My father was gone. My father-figure had been driven away, and was sure to be gone soon. I was alone in this world. One more thing… one more heartache would destroy me, and I knew it. I couldn’t take it.

“Rose, look at me.” I didn’t want to open my eyes. “Ask me for help.”

“Grenade.”

It was the only thing I could utter. It was too much. It was all too much.

I felt him pull away, his hands leaving my face, then coming off the chain link. With his warmth gone, I wanted to fall apart. With my eyes still closed, I was in darkness, alone. Everyone was gone, and I wailed. Somewhere from deep in my belly I screamed out into the darkness, raging against life, injustice, loneliness…

I was so loud that I didn’t hear the whispering that happened nearby. The low repetitive, prayer of a chant. I fell to my hands and knees, and opened my eyes to let the tears out, staring down at the cream-colored mat, my fingerless, gloved hands still in a fist.

When my banshee cries faded into nothing but little coughs, and whimpers, my ears could finally hear the voice that was whispering my name.

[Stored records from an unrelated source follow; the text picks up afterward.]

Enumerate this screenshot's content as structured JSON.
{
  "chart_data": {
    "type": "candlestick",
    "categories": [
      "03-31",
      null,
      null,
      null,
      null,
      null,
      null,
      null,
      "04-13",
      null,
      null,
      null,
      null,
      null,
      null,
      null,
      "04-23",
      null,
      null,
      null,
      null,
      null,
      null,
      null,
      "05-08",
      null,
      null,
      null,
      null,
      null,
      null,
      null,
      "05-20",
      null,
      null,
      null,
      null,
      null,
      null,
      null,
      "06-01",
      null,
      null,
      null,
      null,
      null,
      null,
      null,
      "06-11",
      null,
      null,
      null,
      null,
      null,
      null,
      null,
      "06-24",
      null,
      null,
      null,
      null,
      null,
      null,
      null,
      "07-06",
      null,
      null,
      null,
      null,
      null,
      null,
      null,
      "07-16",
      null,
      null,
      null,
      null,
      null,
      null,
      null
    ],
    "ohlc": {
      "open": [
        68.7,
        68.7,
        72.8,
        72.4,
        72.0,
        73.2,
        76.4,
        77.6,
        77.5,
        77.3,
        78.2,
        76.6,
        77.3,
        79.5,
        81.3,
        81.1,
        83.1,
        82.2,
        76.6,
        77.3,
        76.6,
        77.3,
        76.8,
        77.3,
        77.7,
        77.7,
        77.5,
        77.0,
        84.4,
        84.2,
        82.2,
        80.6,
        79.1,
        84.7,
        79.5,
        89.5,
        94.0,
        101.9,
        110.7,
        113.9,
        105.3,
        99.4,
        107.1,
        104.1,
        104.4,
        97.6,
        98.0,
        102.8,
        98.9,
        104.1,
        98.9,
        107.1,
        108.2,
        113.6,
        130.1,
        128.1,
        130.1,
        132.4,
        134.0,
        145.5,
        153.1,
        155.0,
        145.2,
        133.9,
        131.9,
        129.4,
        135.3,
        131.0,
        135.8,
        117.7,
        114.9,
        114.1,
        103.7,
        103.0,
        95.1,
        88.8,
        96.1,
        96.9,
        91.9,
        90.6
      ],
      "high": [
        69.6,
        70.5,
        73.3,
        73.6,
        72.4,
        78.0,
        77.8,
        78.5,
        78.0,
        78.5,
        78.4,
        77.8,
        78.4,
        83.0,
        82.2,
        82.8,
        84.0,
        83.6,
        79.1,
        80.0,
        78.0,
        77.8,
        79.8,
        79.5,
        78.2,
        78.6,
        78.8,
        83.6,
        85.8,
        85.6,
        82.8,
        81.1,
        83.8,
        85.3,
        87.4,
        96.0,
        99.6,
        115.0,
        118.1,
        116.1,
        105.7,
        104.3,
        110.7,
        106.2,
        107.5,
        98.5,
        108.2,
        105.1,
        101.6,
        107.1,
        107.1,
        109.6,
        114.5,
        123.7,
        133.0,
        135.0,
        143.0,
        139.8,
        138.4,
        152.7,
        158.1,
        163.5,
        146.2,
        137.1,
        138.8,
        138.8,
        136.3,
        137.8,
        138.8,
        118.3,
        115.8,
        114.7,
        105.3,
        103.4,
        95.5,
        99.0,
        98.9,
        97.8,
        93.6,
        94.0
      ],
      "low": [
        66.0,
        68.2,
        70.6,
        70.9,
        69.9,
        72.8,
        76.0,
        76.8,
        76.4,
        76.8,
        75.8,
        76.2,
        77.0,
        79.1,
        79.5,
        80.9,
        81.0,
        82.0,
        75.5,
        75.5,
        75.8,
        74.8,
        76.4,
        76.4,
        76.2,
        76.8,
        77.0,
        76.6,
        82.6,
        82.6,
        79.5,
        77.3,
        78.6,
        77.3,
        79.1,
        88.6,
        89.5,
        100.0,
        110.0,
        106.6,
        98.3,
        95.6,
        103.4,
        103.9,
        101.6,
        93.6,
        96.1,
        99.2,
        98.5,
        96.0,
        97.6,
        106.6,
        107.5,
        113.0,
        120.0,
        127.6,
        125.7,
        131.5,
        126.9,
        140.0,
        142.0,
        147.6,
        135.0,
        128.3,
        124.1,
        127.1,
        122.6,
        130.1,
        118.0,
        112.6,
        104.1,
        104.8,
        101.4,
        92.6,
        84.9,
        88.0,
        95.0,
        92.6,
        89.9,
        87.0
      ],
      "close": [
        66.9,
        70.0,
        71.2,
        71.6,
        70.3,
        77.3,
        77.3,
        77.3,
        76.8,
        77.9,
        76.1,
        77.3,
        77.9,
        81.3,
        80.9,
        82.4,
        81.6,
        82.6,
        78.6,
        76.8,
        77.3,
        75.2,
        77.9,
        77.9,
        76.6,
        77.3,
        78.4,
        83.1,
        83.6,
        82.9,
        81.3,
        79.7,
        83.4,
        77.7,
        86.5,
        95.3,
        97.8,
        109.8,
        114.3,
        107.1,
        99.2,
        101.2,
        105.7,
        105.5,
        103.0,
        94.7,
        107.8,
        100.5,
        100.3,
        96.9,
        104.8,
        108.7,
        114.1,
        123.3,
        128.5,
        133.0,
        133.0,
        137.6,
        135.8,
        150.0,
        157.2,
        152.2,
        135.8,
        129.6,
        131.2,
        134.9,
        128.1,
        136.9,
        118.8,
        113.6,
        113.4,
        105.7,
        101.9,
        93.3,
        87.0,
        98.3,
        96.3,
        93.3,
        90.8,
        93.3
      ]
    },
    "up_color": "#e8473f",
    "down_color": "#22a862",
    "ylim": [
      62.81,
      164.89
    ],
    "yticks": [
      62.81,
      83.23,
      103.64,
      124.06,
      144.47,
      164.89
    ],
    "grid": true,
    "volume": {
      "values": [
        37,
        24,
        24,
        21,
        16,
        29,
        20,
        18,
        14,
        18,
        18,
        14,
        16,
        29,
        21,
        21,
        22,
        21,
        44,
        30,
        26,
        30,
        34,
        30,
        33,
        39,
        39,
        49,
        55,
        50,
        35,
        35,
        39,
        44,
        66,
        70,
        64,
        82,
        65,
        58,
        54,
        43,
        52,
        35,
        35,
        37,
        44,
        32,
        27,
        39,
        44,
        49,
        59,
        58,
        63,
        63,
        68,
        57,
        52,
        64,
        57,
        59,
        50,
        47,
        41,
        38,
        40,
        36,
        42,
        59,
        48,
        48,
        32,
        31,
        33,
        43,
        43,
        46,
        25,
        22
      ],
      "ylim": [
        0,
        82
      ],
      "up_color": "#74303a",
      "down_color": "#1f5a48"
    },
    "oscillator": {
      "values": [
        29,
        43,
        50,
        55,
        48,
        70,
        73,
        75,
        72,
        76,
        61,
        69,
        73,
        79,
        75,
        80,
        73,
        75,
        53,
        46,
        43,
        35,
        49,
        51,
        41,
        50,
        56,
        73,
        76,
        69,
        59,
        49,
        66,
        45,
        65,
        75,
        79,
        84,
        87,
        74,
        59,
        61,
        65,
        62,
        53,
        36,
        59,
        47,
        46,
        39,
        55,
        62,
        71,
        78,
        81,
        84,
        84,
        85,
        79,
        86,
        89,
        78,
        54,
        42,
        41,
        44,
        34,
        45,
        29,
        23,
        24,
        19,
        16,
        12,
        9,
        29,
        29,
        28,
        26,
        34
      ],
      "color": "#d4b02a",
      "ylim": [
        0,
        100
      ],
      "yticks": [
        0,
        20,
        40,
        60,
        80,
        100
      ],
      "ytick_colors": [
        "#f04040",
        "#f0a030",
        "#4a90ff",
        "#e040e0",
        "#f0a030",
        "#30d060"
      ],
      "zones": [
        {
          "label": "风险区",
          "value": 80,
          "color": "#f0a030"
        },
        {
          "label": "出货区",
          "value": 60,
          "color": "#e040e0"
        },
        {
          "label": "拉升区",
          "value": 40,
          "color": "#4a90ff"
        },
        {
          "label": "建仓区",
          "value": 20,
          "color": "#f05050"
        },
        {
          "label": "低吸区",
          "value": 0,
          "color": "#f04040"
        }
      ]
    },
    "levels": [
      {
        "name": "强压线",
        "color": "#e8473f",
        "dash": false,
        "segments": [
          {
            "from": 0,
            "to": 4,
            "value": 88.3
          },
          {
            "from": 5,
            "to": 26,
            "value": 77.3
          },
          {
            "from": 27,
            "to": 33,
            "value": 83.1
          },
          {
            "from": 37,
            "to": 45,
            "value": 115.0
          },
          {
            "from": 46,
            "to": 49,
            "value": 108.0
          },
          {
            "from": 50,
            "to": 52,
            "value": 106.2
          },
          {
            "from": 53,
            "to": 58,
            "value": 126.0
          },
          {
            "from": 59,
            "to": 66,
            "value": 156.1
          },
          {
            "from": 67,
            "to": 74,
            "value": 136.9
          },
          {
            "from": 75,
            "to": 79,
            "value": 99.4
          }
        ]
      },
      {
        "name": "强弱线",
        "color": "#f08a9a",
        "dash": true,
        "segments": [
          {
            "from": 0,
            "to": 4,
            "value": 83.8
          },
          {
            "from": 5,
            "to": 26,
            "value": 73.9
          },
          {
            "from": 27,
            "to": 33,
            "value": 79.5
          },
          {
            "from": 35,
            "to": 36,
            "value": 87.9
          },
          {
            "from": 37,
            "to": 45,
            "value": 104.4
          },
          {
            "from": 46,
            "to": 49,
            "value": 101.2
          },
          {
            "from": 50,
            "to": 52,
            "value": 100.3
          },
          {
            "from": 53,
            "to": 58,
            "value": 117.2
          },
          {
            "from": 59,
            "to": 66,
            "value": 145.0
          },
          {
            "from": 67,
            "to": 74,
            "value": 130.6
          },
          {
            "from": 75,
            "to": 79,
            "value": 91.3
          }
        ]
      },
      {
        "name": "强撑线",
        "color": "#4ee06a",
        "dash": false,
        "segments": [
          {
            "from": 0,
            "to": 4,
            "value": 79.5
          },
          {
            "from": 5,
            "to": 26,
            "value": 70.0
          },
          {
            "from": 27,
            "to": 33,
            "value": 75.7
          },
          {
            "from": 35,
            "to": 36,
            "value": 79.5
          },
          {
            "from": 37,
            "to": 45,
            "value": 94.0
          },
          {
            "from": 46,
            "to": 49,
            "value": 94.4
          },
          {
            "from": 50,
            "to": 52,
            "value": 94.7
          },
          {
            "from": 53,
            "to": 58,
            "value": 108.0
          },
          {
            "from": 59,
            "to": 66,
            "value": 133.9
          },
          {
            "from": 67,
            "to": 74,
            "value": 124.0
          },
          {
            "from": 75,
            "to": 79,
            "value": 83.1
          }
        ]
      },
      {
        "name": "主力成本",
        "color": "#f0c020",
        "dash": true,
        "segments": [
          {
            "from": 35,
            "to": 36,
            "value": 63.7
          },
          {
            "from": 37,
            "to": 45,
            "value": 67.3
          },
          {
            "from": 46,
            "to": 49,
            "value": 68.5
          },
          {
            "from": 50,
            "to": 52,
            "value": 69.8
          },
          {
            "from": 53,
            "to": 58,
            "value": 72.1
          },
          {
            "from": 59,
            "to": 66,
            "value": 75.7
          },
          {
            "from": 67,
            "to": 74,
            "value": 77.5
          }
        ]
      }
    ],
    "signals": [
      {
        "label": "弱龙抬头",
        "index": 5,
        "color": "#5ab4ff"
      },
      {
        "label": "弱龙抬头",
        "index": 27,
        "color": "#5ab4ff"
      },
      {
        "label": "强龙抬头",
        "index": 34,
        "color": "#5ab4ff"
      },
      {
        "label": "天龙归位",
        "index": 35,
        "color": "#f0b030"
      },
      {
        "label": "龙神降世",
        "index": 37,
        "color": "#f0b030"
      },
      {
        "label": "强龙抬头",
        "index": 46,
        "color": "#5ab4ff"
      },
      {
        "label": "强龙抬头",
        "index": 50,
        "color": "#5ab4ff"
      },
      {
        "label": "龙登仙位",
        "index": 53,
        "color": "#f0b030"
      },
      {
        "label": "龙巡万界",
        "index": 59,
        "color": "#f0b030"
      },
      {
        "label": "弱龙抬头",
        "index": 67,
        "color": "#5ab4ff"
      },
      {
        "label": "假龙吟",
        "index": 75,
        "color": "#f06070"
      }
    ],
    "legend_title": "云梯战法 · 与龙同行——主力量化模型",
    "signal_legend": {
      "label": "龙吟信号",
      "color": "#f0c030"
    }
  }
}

“Rose,” he whispered soothingly. He was close, but not close enough. “What have we done to you?” His voice was full of remorse. “Open your eyes, sweetheart. Come back and open your eyes.” He repeated these chants over and over again until the fog of sorrow left my senses.

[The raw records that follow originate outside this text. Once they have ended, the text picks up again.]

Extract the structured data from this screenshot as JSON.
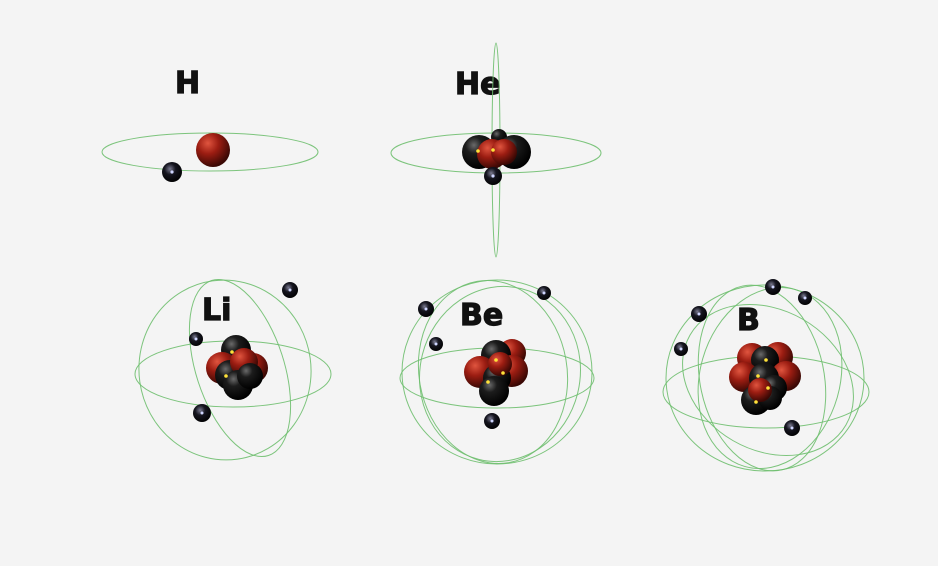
{
  "atoms": [
    {
      "symbol": "H",
      "protons": 1,
      "neutrons": 0,
      "electrons": 1
    },
    {
      "symbol": "He",
      "protons": 2,
      "neutrons": 2,
      "electrons": 2
    },
    {
      "symbol": "Li",
      "protons": 3,
      "neutrons": 4,
      "electrons": 3
    },
    {
      "symbol": "Be",
      "protons": 4,
      "neutrons": 5,
      "electrons": 4
    },
    {
      "symbol": "B",
      "protons": 5,
      "neutrons": 6,
      "electrons": 5
    }
  ],
  "colors": {
    "background": "#f4f4f4",
    "proton": "#8b1a10",
    "neutron": "#111111",
    "electron": "#0d0d1a",
    "orbit": "#6fbf6f",
    "highlight": "#ffe23a"
  }
}
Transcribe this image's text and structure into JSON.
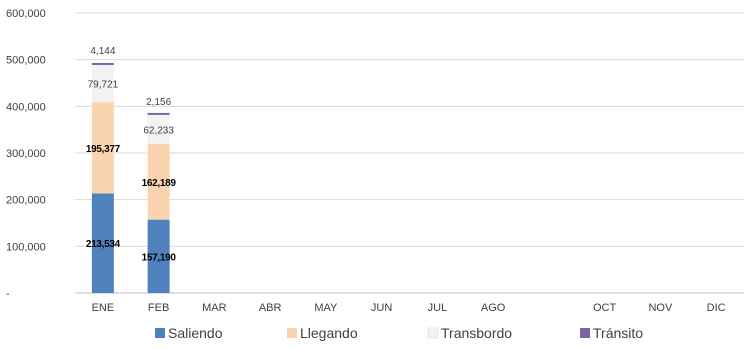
{
  "chart_data": {
    "type": "bar",
    "stacked": true,
    "categories": [
      "ENE",
      "FEB",
      "MAR",
      "ABR",
      "MAY",
      "JUN",
      "JUL",
      "AGO",
      "",
      "OCT",
      "NOV",
      "DIC"
    ],
    "series": [
      {
        "name": "Saliendo",
        "color": "#4F81BD",
        "values": [
          213534,
          157190,
          null,
          null,
          null,
          null,
          null,
          null,
          null,
          null,
          null,
          null
        ],
        "labels": [
          "213,534",
          "157,190"
        ]
      },
      {
        "name": "Llegando",
        "color": "#FAD4B0",
        "values": [
          195377,
          162189,
          null,
          null,
          null,
          null,
          null,
          null,
          null,
          null,
          null,
          null
        ],
        "labels": [
          "195,377",
          "162,189"
        ]
      },
      {
        "name": "Transbordo",
        "color": "#F2F2F2",
        "values": [
          79721,
          62233,
          null,
          null,
          null,
          null,
          null,
          null,
          null,
          null,
          null,
          null
        ],
        "labels": [
          "79,721",
          "62,233"
        ]
      },
      {
        "name": "Tránsito",
        "color": "#7F64A2",
        "values": [
          4144,
          2156,
          null,
          null,
          null,
          null,
          null,
          null,
          null,
          null,
          null,
          null
        ],
        "labels": [
          "4,144",
          "2,156"
        ]
      }
    ],
    "y_ticks": [
      {
        "value": 0,
        "label": "-"
      },
      {
        "value": 100000,
        "label": "100,000"
      },
      {
        "value": 200000,
        "label": "200,000"
      },
      {
        "value": 300000,
        "label": "300,000"
      },
      {
        "value": 400000,
        "label": "400,000"
      },
      {
        "value": 500000,
        "label": "500,000"
      },
      {
        "value": 600000,
        "label": "600,000"
      }
    ],
    "ylim": [
      0,
      600000
    ],
    "grid": true,
    "legend_position": "bottom",
    "title": "",
    "xlabel": "",
    "ylabel": ""
  }
}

Then I knew where I was. On the mat of the boxing ring, in the gym of some rich guy in Scotland. The room slowly faded back into my senses, and I could swallow my tears. I slowly peeled the gloves from my hands, leaving only the bandages on my knuckles. I stared at them, the top, the bottom, wondering at how they could hold on to so much grief, as if none of this had anything to do with me. As though I was looking down at something that was not a part of myself.

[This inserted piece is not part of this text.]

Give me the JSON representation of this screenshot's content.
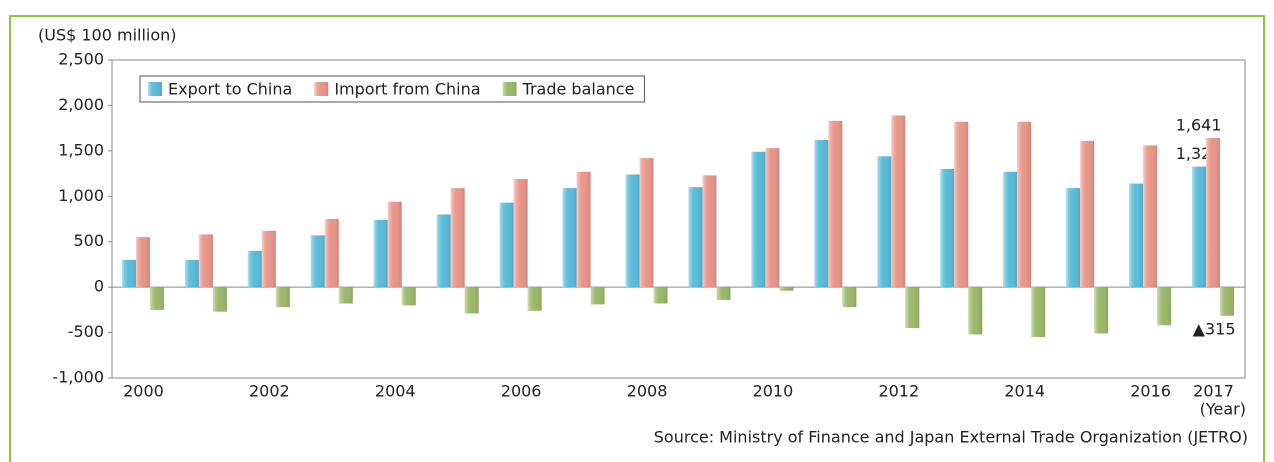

“You haven’t done anything to me.” I laughed. I was surprised by how bitter it sounded. “I was broken long ago. Brett held me together with his two hands, and now he’s gone. I’m the same as I ever was.”

I finally looked at Alastair, who was beside me on his knees, his hands in front of him as if he were reaching out, wanting to embrace me, but holding himself away.

He stared at me, and it was like a million emotions crossed his arctic eyes, changing them from the blue of the ocean, to the glint of steel, and back to the icy blue of a northern sky. His fingers, trembling, reached out to me, and pushed a strand of hair that was matted to my skin by sweat from my forehead.

I leaned into his hand.

“I said the safe word,” I said lamely, meaning to push him away, even though I craved his touch.

“And I’ve honored it.” He whispered. “This is something else entirely. No games. No play.”

I wiped my face again, feeling the snot and tears, and wishing I had a handkerchief to clear my face of all these disgusting things.

“You want to be in my arms.” His hand on my brow was the only connection between us.

I couldn’t deny it. I wanted to crawl into his arms, to pull myself into his lap and to live in the illusion of being with a real lover - the monogamous kind. The kind that led to more than whatever this could be. So I grasped for something - anything - to put more distance between us. To take me away from his lure.

“I hate that name.” I was grasping at straws to be mad at him. Anger was easier than everything else I was feeling.

Then he started humming a song. It was light and familiar. Old. Something from the turn of last century, when films were black and white, and the sound was on a phonogram. It was familiar, but I couldn’t recall. Or I didn’t want to recall.

When I raised my eyes to him, he smiled. It was so slight.

Then he parted his lips and his lovely baritone voice was gentle, soothing and familiar words to the song I was named for:“Of all the queens that ever lived, I choose you to rule me, my Rose Marie.”

My heart sank to the stomach, and I pulled away from his hand.